Should you use sql specific statements?

It seems there are two camps when it comes to SQL and how to do database optimizations - the “generic camp” and “the specialist camp”. While I don’t consider myself an extremist, I am absolutely in the specialist camp and this little post is an explanation of why.

SQL is a generic database langauge . There are a few different standards in use (the language has progressed over time), but the core of the SQL language is pretty much the standard in most databases. It’s probably also standard - in any database - that the SQL standard has been extended with database-specific extensions which provides optimizations, functions or other options not available in the SQL standard.

Using these database-specific extensions while developing your application ties your application/website to the specific database, and if you need to switch database at some point, your need to rewrite your applications SQL statements, so they aren’t tied to that specific database.

While this may be true I haven’t once during my ten years of web development, once had to switch database either during development nor during operations.
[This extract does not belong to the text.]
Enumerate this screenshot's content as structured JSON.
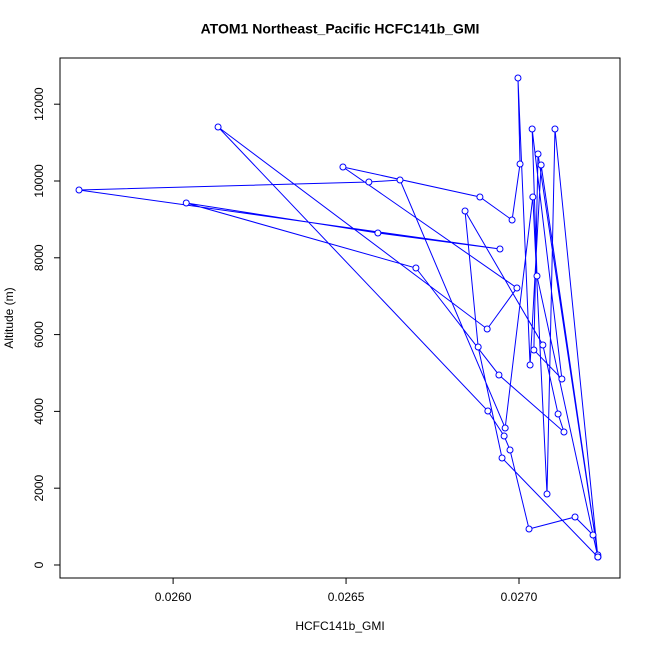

I’m sure it happens in some cases, but I’m also sure that those cases are pretty rare, and if you need to go over your application and change the SQL statements, spending time on that is probably one of the easiest parts of a “technology switch” (ie. switching from Mysql to an Oracle cluster).
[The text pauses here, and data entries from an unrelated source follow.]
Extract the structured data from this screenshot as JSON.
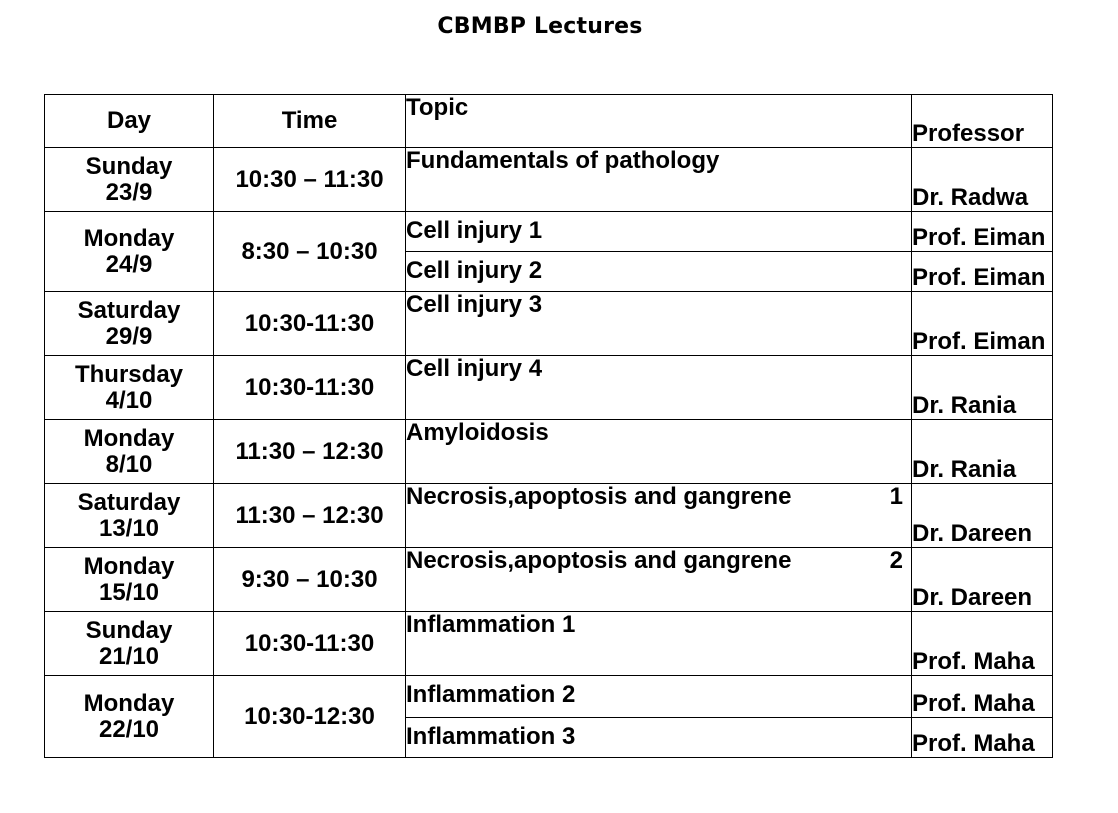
{
  "title": "CBMBP Lectures",
  "table": {
    "headers": {
      "day": "Day",
      "time": "Time",
      "topic": "Topic",
      "professor": "Professor"
    },
    "rows": [
      {
        "day": "Sunday",
        "date": "23/9",
        "time": "10:30 – 11:30",
        "topic": "Fundamentals of pathology",
        "professor": "Dr. Radwa"
      },
      {
        "day": "Monday",
        "date": "24/9",
        "time": "8:30 – 10:30",
        "topic": "Cell injury 1",
        "professor": "Prof. Eiman"
      },
      {
        "topic": "Cell injury 2",
        "professor": "Prof. Eiman"
      },
      {
        "day": "Saturday",
        "date": "29/9",
        "time": "10:30-11:30",
        "topic": "Cell injury 3",
        "professor": "Prof. Eiman"
      },
      {
        "day": "Thursday",
        "date": "4/10",
        "time": "10:30-11:30",
        "topic": "Cell injury 4",
        "professor": "Dr. Rania"
      },
      {
        "day": "Monday",
        "date": "8/10",
        "time": "11:30 – 12:30",
        "topic": "Amyloidosis",
        "professor": "Dr. Rania"
      },
      {
        "day": "Saturday",
        "date": "13/10",
        "time": "11:30 – 12:30",
        "topic": "Necrosis,apoptosis and gangrene",
        "topic_number": "1",
        "professor": "Dr. Dareen"
      },
      {
        "day": "Monday",
        "date": "15/10",
        "time": "9:30 – 10:30",
        "topic": "Necrosis,apoptosis and gangrene",
        "topic_number": "2",
        "professor": "Dr. Dareen"
      },
      {
        "day": "Sunday",
        "date": "21/10",
        "time": "10:30-11:30",
        "topic": "Inflammation 1",
        "professor": "Prof. Maha"
      },
      {
        "day": "Monday",
        "date": "22/10",
        "time": "10:30-12:30",
        "topic": "Inflammation 2",
        "professor": "Prof. Maha"
      },
      {
        "topic": "Inflammation 3",
        "professor": "Prof. Maha"
      }
    ]
  }
}
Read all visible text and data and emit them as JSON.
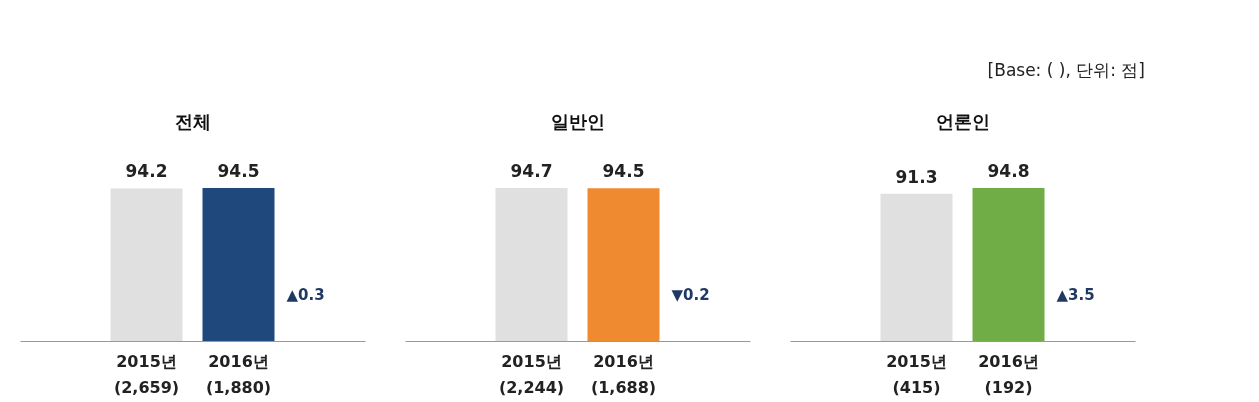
{
  "chart_data": [
    {
      "type": "bar",
      "title": "전체",
      "categories": [
        "2015년\n(2,659)",
        "2016년\n(1,880)"
      ],
      "values": [
        94.2,
        94.5
      ],
      "colors": [
        "#e0e0e0",
        "#1f497d"
      ],
      "data_labels": true,
      "tick_labels": "x",
      "grid": false,
      "annotations": [
        "▲0.3"
      ]
    },
    {
      "type": "bar",
      "title": "일반인",
      "categories": [
        "2015년\n(2,244)",
        "2016년\n(1,688)"
      ],
      "values": [
        94.7,
        94.5
      ],
      "colors": [
        "#e0e0e0",
        "#f08a31"
      ],
      "data_labels": true,
      "tick_labels": "x",
      "grid": false,
      "annotations": [
        "▼0.2"
      ]
    },
    {
      "type": "bar",
      "title": "언론인",
      "categories": [
        "2015년\n(415)",
        "2016년\n(192)"
      ],
      "values": [
        91.3,
        94.8
      ],
      "colors": [
        "#e0e0e0",
        "#70ad47"
      ],
      "data_labels": true,
      "tick_labels": "x",
      "grid": false,
      "annotations": [
        "▲3.5",
        "[Base: (   ), 단위: 점]"
      ]
    }
  ]
}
In most cases, using and utilizing database specific extensions can provide you with some easy optimizations and boost the performance significantly. While you probably can avoid using them, you’ll probably need to move the functions into you application or make more complex database queries. Optimization is usually an evolution, not a revolution. If your performance isn’t as expected, the first step is usually where are the bottlenecks, where can we optimize the current state of things - not switching database, not switching programming language.

Before you become a SQL purist, do make a calculated guess on what the “database switch probability” is. In most cases it’ll probably be less than 1%, and if this is the case, all common sense should tell you to use the tool available to the best of your ability, right?